US regulators step up battle with spoofing

Regulators have delivered a blunt warning to banks to clamp down on high-speed financial market manipulation or risk blockbuster fines and criminal convictions for staff.

US authorities this week levied a $920m fine on JPMorgan Chase for eight years of giving a false impression of market demand in precious metals and US government bonds by rapidly entering and cancelling orders — a practice known as spoofing. The penalty far outstrips previous punishments for such misconduct.

The size of the fine reflects regulators’ dissatisfaction with JPMorgan, one of the world’s largest financial institutions.

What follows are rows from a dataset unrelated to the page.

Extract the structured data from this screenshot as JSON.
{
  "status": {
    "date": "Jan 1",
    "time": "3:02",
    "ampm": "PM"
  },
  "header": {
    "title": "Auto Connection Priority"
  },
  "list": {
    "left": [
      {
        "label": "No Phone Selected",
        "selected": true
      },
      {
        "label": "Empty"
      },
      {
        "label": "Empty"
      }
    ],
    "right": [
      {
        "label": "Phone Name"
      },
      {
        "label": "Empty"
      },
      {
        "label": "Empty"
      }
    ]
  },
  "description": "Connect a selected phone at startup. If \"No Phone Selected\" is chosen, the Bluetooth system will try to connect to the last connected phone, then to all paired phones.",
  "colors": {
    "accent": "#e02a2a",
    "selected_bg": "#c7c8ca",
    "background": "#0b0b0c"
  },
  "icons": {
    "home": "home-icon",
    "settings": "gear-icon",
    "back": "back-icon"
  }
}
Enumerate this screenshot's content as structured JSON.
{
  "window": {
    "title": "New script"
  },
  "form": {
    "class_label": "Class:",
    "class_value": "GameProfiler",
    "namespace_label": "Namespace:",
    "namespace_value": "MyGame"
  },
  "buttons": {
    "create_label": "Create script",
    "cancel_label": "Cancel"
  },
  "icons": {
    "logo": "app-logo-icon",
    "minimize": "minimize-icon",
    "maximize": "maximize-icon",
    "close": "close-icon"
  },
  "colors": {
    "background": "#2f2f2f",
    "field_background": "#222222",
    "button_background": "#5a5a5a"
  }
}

But the settlement has also sent a message that spoofing is as serious a liability to banks as rate-rigging, corruption or money-laundering scandals.

“There aren’t that many cases in the white-collar world that would warrant total penalties in these amounts,” said James McDonald, enforcement director at US regulator the Commodity Futures Trading Commission. The size of the fine “reflects the scope and breadth of the conduct that’s at issue”, he said.

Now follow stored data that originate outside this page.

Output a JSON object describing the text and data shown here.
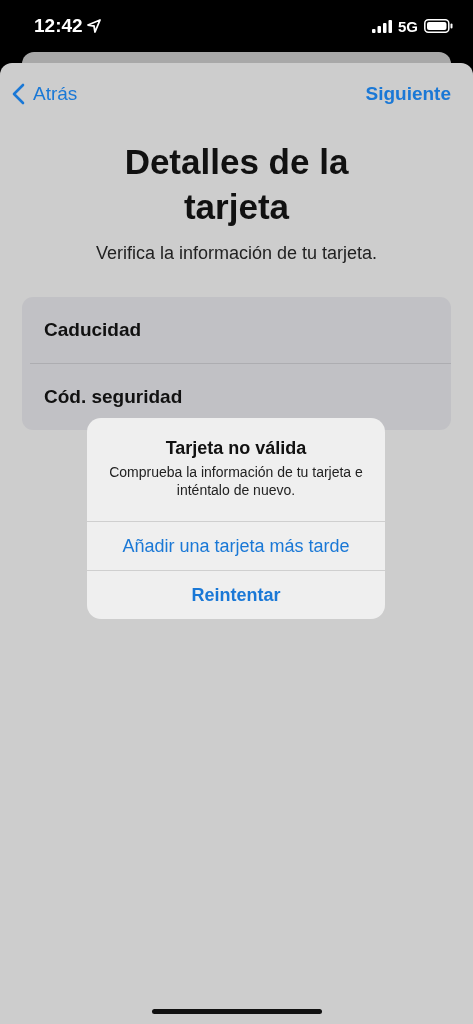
{
  "status_bar": {
    "time": "12:42",
    "network": "5G"
  },
  "nav": {
    "back": "Atrás",
    "next": "Siguiente"
  },
  "title": "Detalles de la tarjeta",
  "subtitle": "Verifica la información de tu tarjeta.",
  "fields": [
    {
      "label": "Caducidad"
    },
    {
      "label": "Cód. seguridad"
    }
  ],
  "alert": {
    "title": "Tarjeta no válida",
    "message": "Comprueba la información de tu tarjeta e inténtalo de nuevo.",
    "actions": [
      {
        "label": "Añadir una tarjeta más tarde",
        "kind": "default"
      },
      {
        "label": "Reintentar",
        "kind": "preferred"
      }
    ]
  }
}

Regulators outlawed spoofing 10 years ago, and have long sought to punish underhand trading tactics in an era when the anonymity and digitisation of modern markets has provided fertile ground for misconduct.

The highest-profile criminal capture was the independent trader Navinder Singh Sarao, the “Hound of Hounslow”, who admitted to spoofing the US futures markets for years, including the day of the 2010 market “flash crash”.

Spoofing fines

Even so, watchdogs have been frustrated they could not do more to clamp down on financial institutions, which they felt were not taking the law seriously. In 2013, the CFTC closed an investigation into possible manipulation of the silver markets, involving JPMorgan, saying it did not have enough evidence to bring a case. 

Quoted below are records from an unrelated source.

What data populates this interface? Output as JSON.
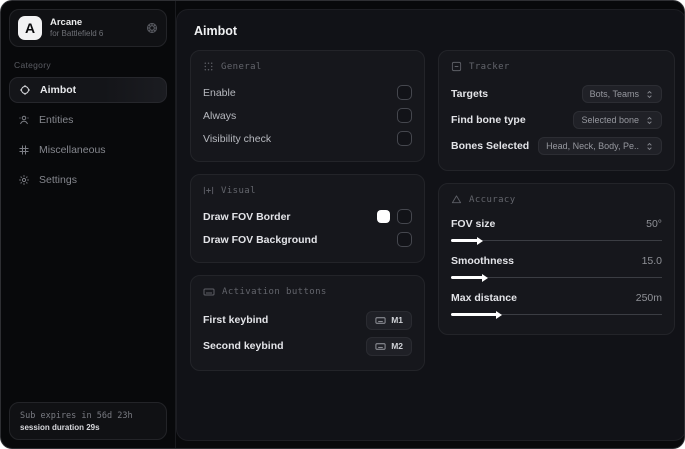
{
  "app": {
    "logo_letter": "A",
    "name": "Arcane",
    "subtitle": "for Battlefield 6"
  },
  "sidebar": {
    "category_label": "Category",
    "items": [
      {
        "label": "Aimbot",
        "active": true
      },
      {
        "label": "Entities",
        "active": false
      },
      {
        "label": "Miscellaneous",
        "active": false
      },
      {
        "label": "Settings",
        "active": false
      }
    ],
    "subscription": {
      "expires_text": "Sub expires in 56d 23h",
      "session_text": "session duration 29s"
    }
  },
  "main": {
    "title": "Aimbot",
    "panels": {
      "general": {
        "title": "General",
        "rows": [
          {
            "label": "Enable",
            "checked": false
          },
          {
            "label": "Always",
            "checked": false
          },
          {
            "label": "Visibility check",
            "checked": false
          }
        ]
      },
      "visual": {
        "title": "Visual",
        "rows": [
          {
            "label": "Draw FOV Border",
            "swatch_color": "#ffffff",
            "checked": false
          },
          {
            "label": "Draw FOV Background",
            "checked": false
          }
        ]
      },
      "activation": {
        "title": "Activation buttons",
        "rows": [
          {
            "label": "First keybind",
            "key": "M1"
          },
          {
            "label": "Second keybind",
            "key": "M2"
          }
        ]
      },
      "tracker": {
        "title": "Tracker",
        "rows": [
          {
            "label": "Targets",
            "value": "Bots, Teams"
          },
          {
            "label": "Find bone type",
            "value": "Selected bone"
          },
          {
            "label": "Bones Selected",
            "value": "Head, Neck, Body, Pe.."
          }
        ]
      },
      "accuracy": {
        "title": "Accuracy",
        "rows": [
          {
            "label": "FOV size",
            "value": "50°",
            "percent": 13
          },
          {
            "label": "Smoothness",
            "value": "15.0",
            "percent": 15
          },
          {
            "label": "Max distance",
            "value": "250m",
            "percent": 22
          }
        ]
      }
    }
  },
  "colors": {
    "window_bg": "#08090b",
    "panel_bg": "#16171c",
    "accent": "#ffffff",
    "fov_border_swatch": "#ffffff"
  }
}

This week’s settlement revealed that the bank’s traders continued to spoof precious metals and Treasury markets until 2016, even while the bank paid multimillion-dollar penalties to settle charges of manipulating California electricity markets and currencies.

Tyler Gellasch, executive director of Healthy Markets, a lobby group and a former regulator, said the size of the fine reflected JPMorgan’s status. But he added that poor behaviour in the US Treasuries market, where more than $500bn of debt trades every day, proved to be a wake-up call for authorities. This is one of the world’s most important markets, providing the benchmark for pricing other securities while also serving as a haven in times of stress. “They realised: ‘If people can manipulate the Treasuries market, people can manipulate anything’,” Mr Gellasch said.

The landscape shifted dramatically in the past week as regulators closed in. A Chicago court found two former Deutsche Bank traders guilty of multiple counts of spoofing, between 2008 and 2013. The traders face a maximum of 30 years in jail, though sentences for white-collar defendants are typically significantly lower. Both men are set to appeal their convictions.

In Tuesday’s settlement, US authorities criticised JPMorgan for failing to fully co-operate at the outset of their inquiries. The Department of Justice noted that the bank began suspending suspected traders on its metals desk only after a second person had pleaded guilty.

Two former JPMorgan traders were last year accused of lying to the CFTC in the 2013 investigation as part of a racketeering indictment centred on spoofing conduct that includes a third former trader and a former JPMorgan salesperson. They have denied the charges and are awaiting trial.

Mr McDonald at the CFTC said the agency had become more skilled in bringing spoofing cases over time, using more data analytics and working closely with the DoJ, which has authority to conduct criminal investigations.

Collectively, the punishments should be a warning, said David Hesketh, co-founder of TradingHub, a UK software company that sells regulatory compliance products to financial institutions. “This scale of fine should be terrifying at board level,” he said.

JPMorgan said it has spent more than $430m recruiting hundreds of new compliance officers and increasing its internal audit budget, following its fine for manipulating currencies markets in 2015. It has also upgraded its surveillance of trading and communication technology.

Huge fines are only partial deterrents. JPMorgan remains critical to the world’s financial system, keeping the money flowing for lending and trading.

“Is it going to do anything to the CEO’s or bank’s reputation? No. Are the counterparties going to stop working with you? I’m not sure . . . The classic idea that if I don’t like Chipotle I’ll eat somewhere else doesn’t work in the banking world. The expertise isn’t easy to find,” said Shiva Rajgopal, an accounting and audit professor at Columbia Business School.

But the potential reputational damage may be enough.

“I don’t think that most people at this point think that spoofing is to be taken lightly,” said Aitan Goelman, a former CFTC enforcement director. “If they believe that, they haven’t been paying close attention.”